This morning at Staff Prayer (I am blessed to work in a place that meets every Wednesday morning to pray together), I started thinking about the magnificent way that God orchestrates every single detail in my life. Nothing happens that is not part of His perfect composition. And He never messes up. Never accidentally cues the trombones when it's time for cellos.
Eight months ago when I was asked to cut my hours at work and solely work on the WISH side (where we do STD testing), and not on the PCC side anymore (pregnancy tests, sonos, etc), a few thoughts came to mind. Anxious about the smaller paycheck, but grateful for more hours to keep dog hair off the floor and milk in the fridge. Six months ago I found out I was pregnant with our first child. We were ecstatic. Five months ago I miscarried.

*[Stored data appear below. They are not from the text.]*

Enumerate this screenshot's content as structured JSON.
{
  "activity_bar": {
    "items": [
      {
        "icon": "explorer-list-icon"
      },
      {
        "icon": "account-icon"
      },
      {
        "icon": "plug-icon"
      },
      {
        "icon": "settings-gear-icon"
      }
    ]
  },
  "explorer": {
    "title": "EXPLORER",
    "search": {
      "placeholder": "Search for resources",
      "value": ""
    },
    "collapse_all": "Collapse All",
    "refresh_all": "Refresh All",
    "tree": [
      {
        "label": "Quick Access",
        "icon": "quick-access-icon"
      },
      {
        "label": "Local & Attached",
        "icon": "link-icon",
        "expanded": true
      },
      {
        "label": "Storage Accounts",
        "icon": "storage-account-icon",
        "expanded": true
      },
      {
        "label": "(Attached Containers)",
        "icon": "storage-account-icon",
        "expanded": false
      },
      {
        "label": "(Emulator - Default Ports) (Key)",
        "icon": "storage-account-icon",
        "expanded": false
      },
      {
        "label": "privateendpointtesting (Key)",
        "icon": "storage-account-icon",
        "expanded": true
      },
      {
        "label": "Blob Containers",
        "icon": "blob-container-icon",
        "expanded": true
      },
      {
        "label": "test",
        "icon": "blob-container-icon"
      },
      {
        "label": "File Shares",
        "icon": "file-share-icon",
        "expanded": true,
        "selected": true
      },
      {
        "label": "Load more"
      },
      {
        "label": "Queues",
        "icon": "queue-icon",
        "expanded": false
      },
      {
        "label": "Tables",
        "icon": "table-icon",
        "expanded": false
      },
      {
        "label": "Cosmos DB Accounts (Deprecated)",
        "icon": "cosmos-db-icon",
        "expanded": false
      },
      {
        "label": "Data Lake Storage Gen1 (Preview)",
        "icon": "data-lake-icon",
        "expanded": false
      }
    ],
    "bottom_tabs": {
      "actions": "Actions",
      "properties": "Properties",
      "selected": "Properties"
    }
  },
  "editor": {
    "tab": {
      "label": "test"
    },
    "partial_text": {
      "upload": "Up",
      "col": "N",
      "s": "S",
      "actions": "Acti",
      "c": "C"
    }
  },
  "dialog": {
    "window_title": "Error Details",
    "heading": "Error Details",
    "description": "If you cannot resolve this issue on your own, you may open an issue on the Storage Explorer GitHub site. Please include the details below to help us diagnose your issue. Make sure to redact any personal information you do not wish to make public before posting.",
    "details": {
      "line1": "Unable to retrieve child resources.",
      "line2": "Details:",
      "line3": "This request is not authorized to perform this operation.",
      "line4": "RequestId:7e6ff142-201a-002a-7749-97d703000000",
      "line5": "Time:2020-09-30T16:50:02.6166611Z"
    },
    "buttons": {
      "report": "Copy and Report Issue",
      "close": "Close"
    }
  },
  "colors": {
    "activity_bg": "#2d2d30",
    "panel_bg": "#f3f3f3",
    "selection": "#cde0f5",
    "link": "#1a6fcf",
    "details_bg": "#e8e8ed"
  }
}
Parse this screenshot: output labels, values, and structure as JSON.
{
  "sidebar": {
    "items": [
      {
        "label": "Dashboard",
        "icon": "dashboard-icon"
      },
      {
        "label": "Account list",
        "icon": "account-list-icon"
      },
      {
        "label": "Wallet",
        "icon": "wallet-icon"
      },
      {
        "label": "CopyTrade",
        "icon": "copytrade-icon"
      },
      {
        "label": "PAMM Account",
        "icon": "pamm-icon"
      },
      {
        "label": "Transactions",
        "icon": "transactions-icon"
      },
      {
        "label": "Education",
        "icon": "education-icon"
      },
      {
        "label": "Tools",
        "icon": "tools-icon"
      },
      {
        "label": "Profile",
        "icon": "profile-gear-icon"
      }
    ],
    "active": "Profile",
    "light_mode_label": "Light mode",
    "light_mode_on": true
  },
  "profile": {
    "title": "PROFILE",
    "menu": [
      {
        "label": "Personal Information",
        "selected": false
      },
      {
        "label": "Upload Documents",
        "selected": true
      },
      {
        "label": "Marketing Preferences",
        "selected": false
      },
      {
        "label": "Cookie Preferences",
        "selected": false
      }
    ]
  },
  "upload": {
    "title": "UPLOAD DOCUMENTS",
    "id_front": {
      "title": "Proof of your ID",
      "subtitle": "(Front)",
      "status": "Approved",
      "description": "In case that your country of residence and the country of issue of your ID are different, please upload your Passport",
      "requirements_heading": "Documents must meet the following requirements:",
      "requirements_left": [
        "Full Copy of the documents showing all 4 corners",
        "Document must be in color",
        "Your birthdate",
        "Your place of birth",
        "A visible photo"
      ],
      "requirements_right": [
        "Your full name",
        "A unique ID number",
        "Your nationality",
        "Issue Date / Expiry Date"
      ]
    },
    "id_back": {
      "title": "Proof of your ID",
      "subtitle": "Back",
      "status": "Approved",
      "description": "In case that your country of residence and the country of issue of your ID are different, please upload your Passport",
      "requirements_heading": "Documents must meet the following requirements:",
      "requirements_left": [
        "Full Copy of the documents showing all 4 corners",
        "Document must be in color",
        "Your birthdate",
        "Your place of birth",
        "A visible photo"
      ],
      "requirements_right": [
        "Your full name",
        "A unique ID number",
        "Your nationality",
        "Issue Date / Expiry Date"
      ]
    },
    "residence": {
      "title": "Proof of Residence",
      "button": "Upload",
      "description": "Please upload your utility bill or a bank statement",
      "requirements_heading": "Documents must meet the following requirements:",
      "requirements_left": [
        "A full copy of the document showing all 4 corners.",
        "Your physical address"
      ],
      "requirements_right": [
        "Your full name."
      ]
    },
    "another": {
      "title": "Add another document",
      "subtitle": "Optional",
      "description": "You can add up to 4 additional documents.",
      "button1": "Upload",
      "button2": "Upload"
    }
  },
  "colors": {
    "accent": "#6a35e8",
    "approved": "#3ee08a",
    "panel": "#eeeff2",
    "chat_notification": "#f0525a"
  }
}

Thinking about myself working on the PCC side through everything that has happened, I'm not sure if I would still be in one piece (or have a job for that matter). Explanation. Every. single. day. a woman walks through the doors at the PCC suspecting pregnancy, positive that if she is, the only option is to "fix the problem" by ending the life of her child. This is unfathomable to me. I know that life is hard, and I know I'm blessed with a support system of family and friends that are there for me no matter how fast or hard I fall. But when someone is blessed with the gift of life but chooses to end their child's life on purpose... well... I'm not confident that I would have had the compassion that Christ asks of me.
So as I sit and think about my Sonata-for-a-life, I am incredibly thankful that I'm not the conductor. Peace washes over me as I rest in His sovereignty, knowing that there is no possible way in the whole world that I could mess up His masterpiece.